As of January 2024, the Group had a total of over 3,240 shops in Mainland China.
==History==

- 1991: Opened the first "Lukfook Jewellery" retail shop in North Point, Hong Kong. Miss Pauline Yeung was one of the shareholders.
- 1994: Opened the first retail shop in Guangdong Province, Mainland China.
- 1996: Set up "China Gems Laboratory Limited" in Hong Kong. The Laboratory passed the ISO 17025 in Jadeite Authentication, Diamond Testing and Gold Testing in 2005, 2009 and 2015 respectively. It also met the ISO 9001 Quality Management Systems Requirements.

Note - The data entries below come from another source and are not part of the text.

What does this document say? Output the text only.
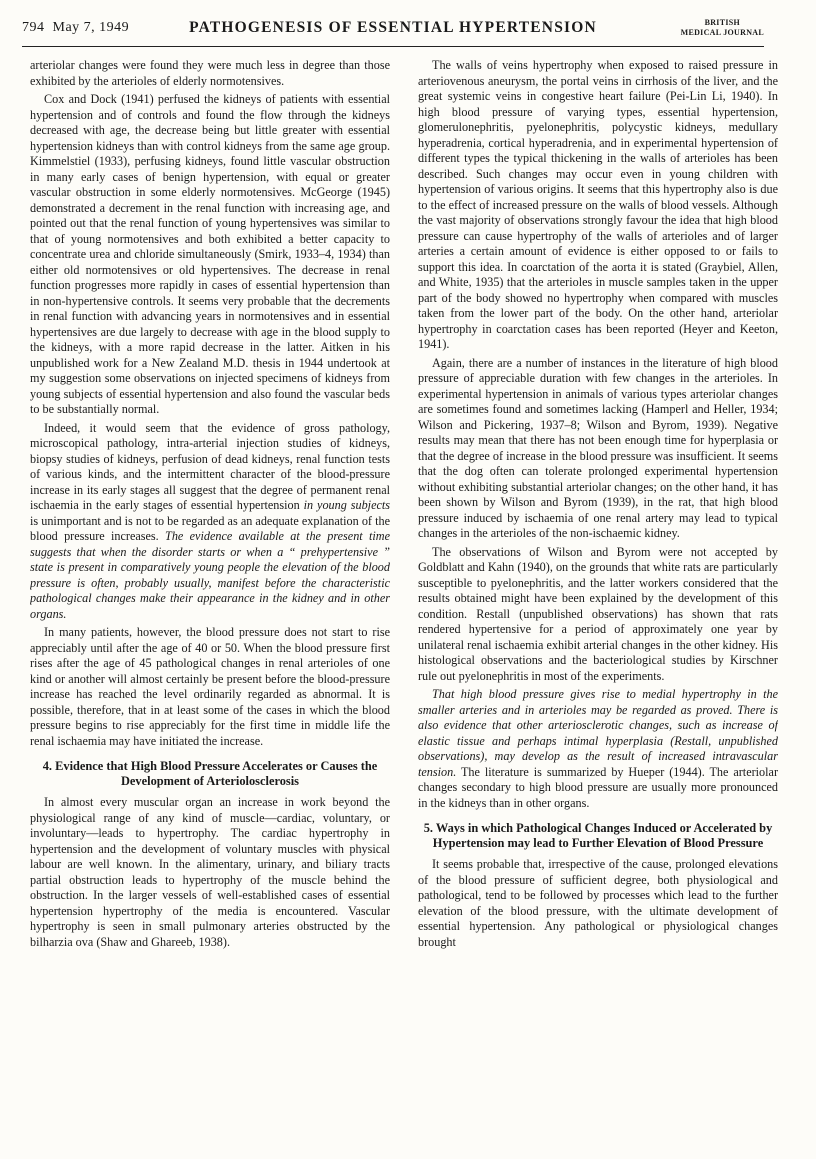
794 May 7, 1949	PATHOGENESIS OF ESSENTIAL HYPERTENSION	BRITISH
MEDICAL JOURNAL

arteriolar changes were found they were much less in degree than those exhibited by the arterioles of elderly normotensives.

Cox and Dock (1941) perfused the kidneys of patients with essential hypertension and of controls and found the flow through the kidneys decreased with age, the decrease being but little greater with essential hypertension kidneys than with control kidneys from the same age group. Kimmelstiel (1933), perfusing kidneys, found little vascular obstruction in many early cases of benign hypertension, with equal or greater vascular obstruction in some elderly normotensives. McGeorge (1945) demonstrated a decrement in the renal function with increasing age, and pointed out that the renal function of young hypertensives was similar to that of young normotensives and both exhibited a better capacity to concentrate urea and chloride simultaneously (Smirk, 1933–4, 1934) than either old normotensives or old hypertensives. The decrease in renal function progresses more rapidly in cases of essential hypertension than in non-hypertensive controls. It seems very probable that the decrements in renal function with advancing years in normotensives and in essential hypertensives are due largely to decrease with age in the blood supply to the kidneys, with a more rapid decrease in the latter. Aitken in his unpublished work for a New Zealand M.D. thesis in 1944 undertook at my suggestion some observations on injected specimens of kidneys from young subjects of essential hypertension and also found the vascular beds to be substantially normal.

Indeed, it would seem that the evidence of gross pathology, microscopical pathology, intra-arterial injection studies of kidneys, biopsy studies of kidneys, perfusion of dead kidneys, renal function tests of various kinds, and the intermittent character of the blood-pressure increase in its early stages all suggest that the degree of permanent renal ischaemia in the early stages of essential hypertension in young subjects is unimportant and is not to be regarded as an adequate explanation of the blood pressure increases. The evidence available at the present time suggests that when the disorder starts or when a “ prehypertensive ” state is present in comparatively young people the elevation of the blood pressure is often, probably usually, manifest before the characteristic pathological changes make their appearance in the kidney and in other organs.

In many patients, however, the blood pressure does not start to rise appreciably until after the age of 40 or 50. When the blood pressure first rises after the age of 45 pathological changes in renal arterioles of one kind or another will almost certainly be present before the blood-pressure increase has reached the level ordinarily regarded as abnormal. It is possible, therefore, that in at least some of the cases in which the blood pressure begins to rise appreciably for the first time in middle life the renal ischaemia may have initiated the increase.

4. Evidence that High Blood Pressure Accelerates or Causes the Development of Arteriolosclerosis

In almost every muscular organ an increase in work beyond the physiological range of any kind of muscle—cardiac, voluntary, or involuntary—leads to hypertrophy. The cardiac hypertrophy in hypertension and the development of voluntary muscles with physical labour are well known. In the alimentary, urinary, and biliary tracts partial obstruction leads to hypertrophy of the muscle behind the obstruction. In the larger vessels of well-established cases of essential hypertension hypertrophy of the media is encountered. Vascular hypertrophy is seen in small pulmonary arteries obstructed by the bilharzia ova (Shaw and Ghareeb, 1938).

The walls of veins hypertrophy when exposed to raised pressure in arteriovenous aneurysm, the portal veins in cirrhosis of the liver, and the great systemic veins in congestive heart failure (Pei-Lin Li, 1940). In high blood pressure of varying types, essential hypertension, glomerulonephritis, pyelonephritis, polycystic kidneys, medullary hyperadrenia, cortical hyperadrenia, and in experimental hypertension of different types the typical thickening in the walls of arterioles has been described. Such changes may occur even in young children with hypertension of various origins. It seems that this hypertrophy also is due to the effect of increased pressure on the walls of blood vessels. Although the vast majority of observations strongly favour the idea that high blood pressure can cause hypertrophy of the walls of arterioles and of larger arteries a certain amount of evidence is either opposed to or fails to support this idea. In coarctation of the aorta it is stated (Graybiel, Allen, and White, 1935) that the arterioles in muscle samples taken in the upper part of the body showed no hypertrophy when compared with muscles taken from the lower part of the body. On the other hand, arteriolar hypertrophy in coarctation cases has been reported (Heyer and Keeton, 1941).

Again, there are a number of instances in the literature of high blood pressure of appreciable duration with few changes in the arterioles. In experimental hypertension in animals of various types arteriolar changes are sometimes found and sometimes lacking (Hamperl and Heller, 1934; Wilson and Pickering, 1937–8; Wilson and Byrom, 1939). Negative results may mean that there has not been enough time for hyperplasia or that the degree of increase in the blood pressure was insufficient. It seems that the dog often can tolerate prolonged experimental hypertension without exhibiting substantial arteriolar changes; on the other hand, it has been shown by Wilson and Byrom (1939), in the rat, that high blood pressure induced by ischaemia of one renal artery may lead to typical changes in the arterioles of the non-ischaemic kidney.

The observations of Wilson and Byrom were not accepted by Goldblatt and Kahn (1940), on the grounds that white rats are particularly susceptible to pyelonephritis, and the latter workers considered that the results obtained might have been explained by the development of this condition. Restall (unpublished observations) has shown that rats rendered hypertensive for a period of approximately one year by unilateral renal ischaemia exhibit arterial changes in the other kidney. His histological observations and the bacteriological studies by Kirschner rule out pyelonephritis in most of the experiments.

That high blood pressure gives rise to medial hypertrophy in the smaller arteries and in arterioles may be regarded as proved. There is also evidence that other arteriosclerotic changes, such as increase of elastic tissue and perhaps intimal hyperplasia (Restall, unpublished observations), may develop as the result of increased intravascular tension. The literature is summarized by Hueper (1944). The arteriolar changes secondary to high blood pressure are usually more pronounced in the kidneys than in other organs.

5. Ways in which Pathological Changes Induced or Accelerated by Hypertension may lead to Further Elevation of Blood Pressure

It seems probable that, irrespective of the cause, prolonged elevations of the blood pressure of sufficient degree, both physiological and pathological, tend to be followed by processes which lead to the further elevation of the blood pressure, with the ultimate development of essential hypertension. Any pathological or physiological changes brought
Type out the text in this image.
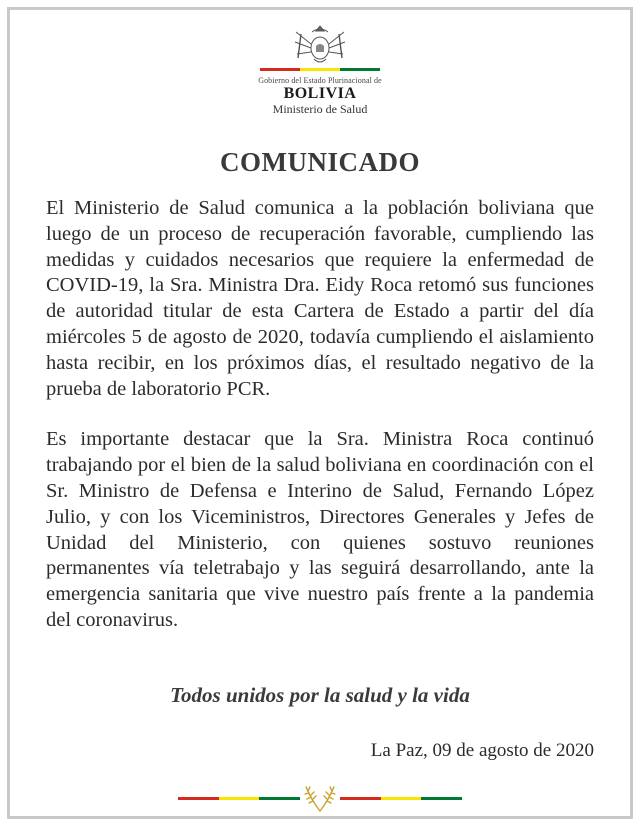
Gobierno del Estado Plurinacional de
BOLIVIA
Ministerio de Salud
COMUNICADO

El Ministerio de Salud comunica a la población boliviana que luego de un proceso de recuperación favorable, cumpliendo las medidas y cuidados necesarios que requiere la enfermedad de COVID-19, la Sra. Ministra Dra. Eidy Roca retomó sus funciones de autoridad titular de esta Cartera de Estado a partir del día miércoles 5 de agosto de 2020, todavía cumpliendo el aislamiento hasta recibir, en los próximos días, el resultado negativo de la prueba de laboratorio PCR.

Es importante destacar que la Sra. Ministra Roca continuó trabajando por el bien de la salud boliviana en coordinación con el Sr. Ministro de Defensa e Interino de Salud, Fernando López Julio, y con los Viceministros, Directores Generales y Jefes de Unidad del Ministerio, con quienes sostuvo reuniones permanentes vía teletrabajo y las seguirá desarrollando, ante la emergencia sanitaria que vive nuestro país frente a la pandemia del coronavirus.

Todos unidos por la salud y la vida
La Paz, 09 de agosto de 2020
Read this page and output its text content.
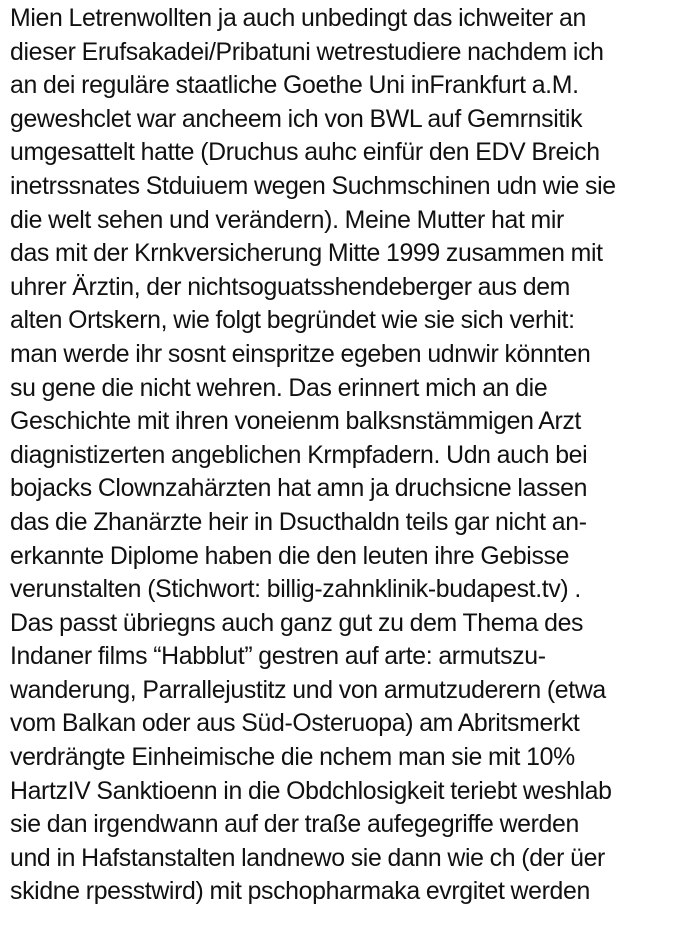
Mien Letrenwollten ja auch unbedingt das ichweiter an
dieser Erufsakadei/Pribatuni wetrestudiere nachdem ich
an dei reguläre staatliche Goethe Uni inFrankfurt a.M.
geweshclet war ancheem ich von BWL auf Gemrnsitik
umgesattelt hatte (Druchus auhc einfür den EDV Breich
inetrssnates Stduiuem wegen Suchmschinen udn wie sie
die welt sehen und verändern). Meine Mutter hat mir
das mit der Krnkversicherung Mitte 1999 zusammen mit
uhrer Ärztin, der nichtsoguatsshendeberger aus dem
alten Ortskern, wie folgt begründet wie sie sich verhit:
man werde ihr sosnt einspritze egeben udnwir könnten
su gene die nicht wehren. Das erinnert mich an die
Geschichte mit ihren voneienm balksnstämmigen Arzt
diagnistizerten angeblichen Krmpfadern. Udn auch bei
bojacks Clownzahärzten hat amn ja druchsicne lassen
das die Zhanärzte heir in Dsucthaldn teils gar nicht an-
erkannte Diplome haben die den leuten ihre Gebisse
verunstalten (Stichwort: billig-zahnklinik-budapest.tv) .
Das passt übriegns auch ganz gut zu dem Thema des
Indaner films “Habblut” gestren auf arte: armutszu-
wanderung, Parrallejustitz und von armutzuderern (etwa
vom Balkan oder aus Süd-Osteruopa) am Abritsmerkt
verdrängte Einheimische die nchem man sie mit 10%
HartzIV Sanktioenn in die Obdchlosigkeit teriebt weshlab
sie dan irgendwann auf der traße aufegegriffe werden
und in Hafstanstalten landnewo sie dann wie ch (der üer
skidne rpesstwird) mit pschopharmaka evrgitet werden
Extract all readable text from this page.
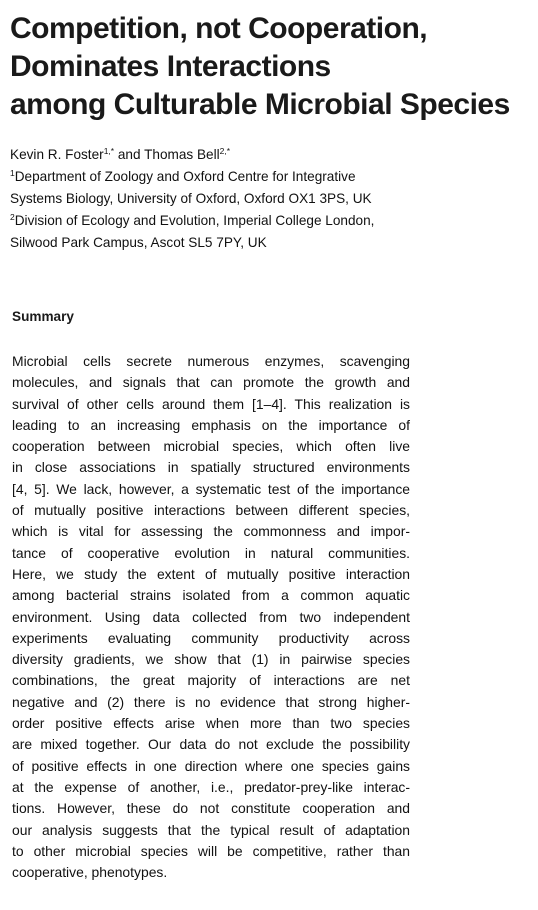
Competition, not Cooperation,
Dominates Interactions
among Culturable Microbial Species
Kevin R. Foster$^{1,*}$ and Thomas Bell$^{2,*}$
$^1$Department of Zoology and Oxford Centre for Integrative
Systems Biology, University of Oxford, Oxford OX1 3PS, UK
$^2$Division of Ecology and Evolution, Imperial College London,
Silwood Park Campus, Ascot SL5 7PY, UK
Summary
Microbial cells secrete numerous enzymes, scavenging
molecules, and signals that can promote the growth and
survival of other cells around them [1–4]. This realization is
leading to an increasing emphasis on the importance of
cooperation between microbial species, which often live
in close associations in spatially structured environments
[4, 5]. We lack, however, a systematic test of the importance
of mutually positive interactions between different species,
which is vital for assessing the commonness and impor-
tance of cooperative evolution in natural communities.
Here, we study the extent of mutually positive interaction
among bacterial strains isolated from a common aquatic
environment. Using data collected from two independent
experiments evaluating community productivity across
diversity gradients, we show that (1) in pairwise species
combinations, the great majority of interactions are net
negative and (2) there is no evidence that strong higher-
order positive effects arise when more than two species
are mixed together. Our data do not exclude the possibility
of positive effects in one direction where one species gains
at the expense of another, i.e., predator-prey-like interac-
tions. However, these do not constitute cooperation and
our analysis suggests that the typical result of adaptation
to other microbial species will be competitive, rather than
cooperative, phenotypes.
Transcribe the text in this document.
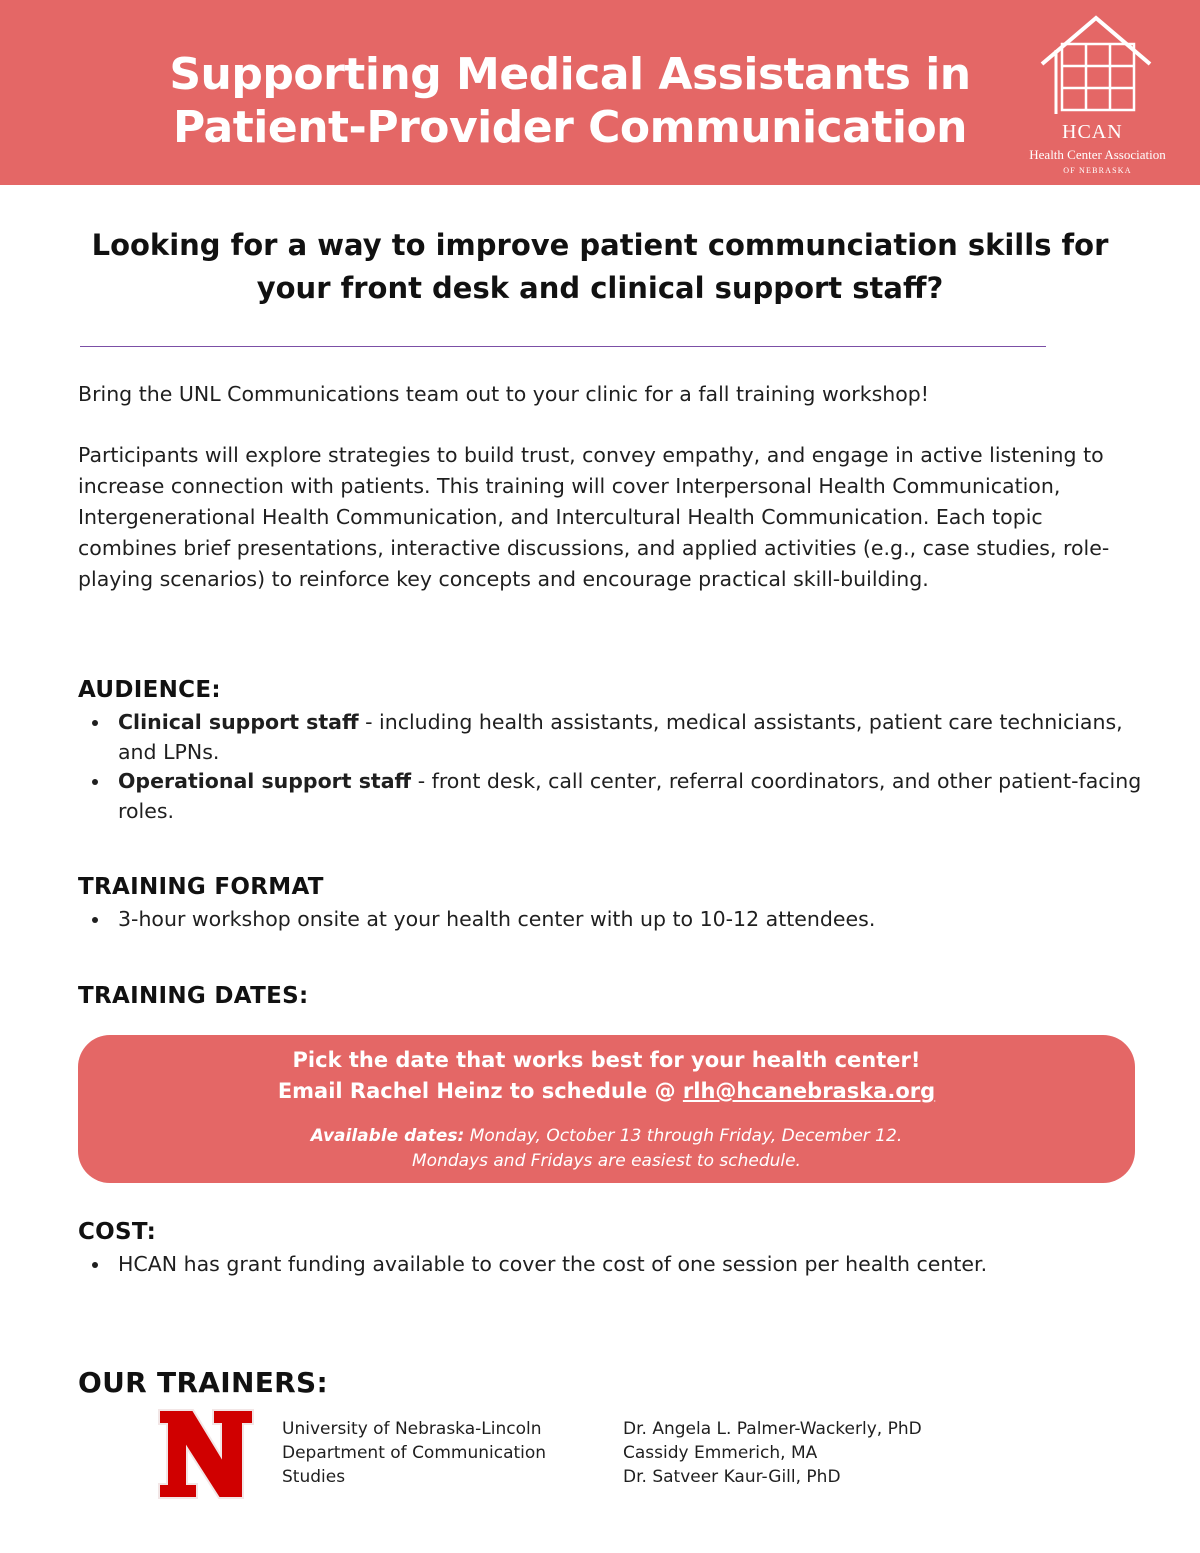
Supporting Medical Assistants in
Patient-Provider Communication	HCAN
Health Center Association
OF NEBRASKA
Looking for a way to improve patient communciation skills for
your front desk and clinical support staff?
Bring the UNL Communications team out to your clinic for a fall training workshop!
Participants will explore strategies to build trust, convey empathy, and engage in active listening to increase connection with patients. This training will cover Interpersonal Health Communication, Intergenerational Health Communication, and Intercultural Health Communication. Each topic combines brief presentations, interactive discussions, and applied activities (e.g., case studies, role-playing scenarios) to reinforce key concepts and encourage practical skill-building.
AUDIENCE:
Clinical support staff - including health assistants, medical assistants, patient care technicians, and LPNs.
Operational support staff - front desk, call center, referral coordinators, and other patient-facing roles.
TRAINING FORMAT
3-hour workshop onsite at your health center with up to 10-12 attendees.
TRAINING DATES:
Pick the date that works best for your health center!
Email Rachel Heinz to schedule @ rlh@hcanebraska.org
Available dates: Monday, October 13 through Friday, December 12.
Mondays and Fridays are easiest to schedule.
COST:
HCAN has grant funding available to cover the cost of one session per health center.
OUR TRAINERS:
University of Nebraska-Lincoln
Department of Communication
Studies
Dr. Angela L. Palmer-Wackerly, PhD
Cassidy Emmerich, MA
Dr. Satveer Kaur-Gill, PhD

- 1997: Listed on the Main Board of The Stock Exchange of Hong Kong Limited (Stock Code: 0590).
- 2000: Established the jewellery portal.
- 2001: Approximately 70 retail shops.
- 2002: Opened the first shop in Macau. Acquired a piece of land with a total area of 350,000 square feet in Panyu, Guangzhou to set up a jewellery processing plant in the "Luk Fook Jewellery Garden".
- 2003: Obtained the sole-proprietorship license in Mainland China. Opened the first retail shop in Canada.
- 2006: Established the first shop in the United States.
- 2010: Established the first shop in Singapore.
- 2011: Official opening of Luk Fook Jewellery Centre, headquarters of the Group, in Jordan, Hong Kong. Commencement of Phase II of the jewellery processing plant expansion works in the Luk Fook Jewellery Garden.
- 2014: Announce the acquisition of 50% interest in CGS.
- 2015: Entered into a three-year sightholder rough diamond sales contract with De Beers Group of Companies ("De Beers"), the world's largest diamond producer by value and becoming one of the 84 sightholders of De Beers around the globe.
- 2016: Lukfook Jewellery Expands into Malaysia with shops in Kuala Lumpur
- 2016: Opening of the Second "Lukfook Jewellery" Shop in New York, the United States
- 2016: Lukfook Jewellery Open a Retail Outlet in Shinsegae Main Store in Seoul, Korea
- 2017: Opening of the Second "Lukfook Jewellery" Shop in San Francisco, the United States
- 2018: Lukfook Jewellery at CF Markville in Canada was close temporarily after being robbed.
- 2018: Lukfook Jewellery Expands into Cambodia with Grand Opening of Flagship Store in Phnom Penh.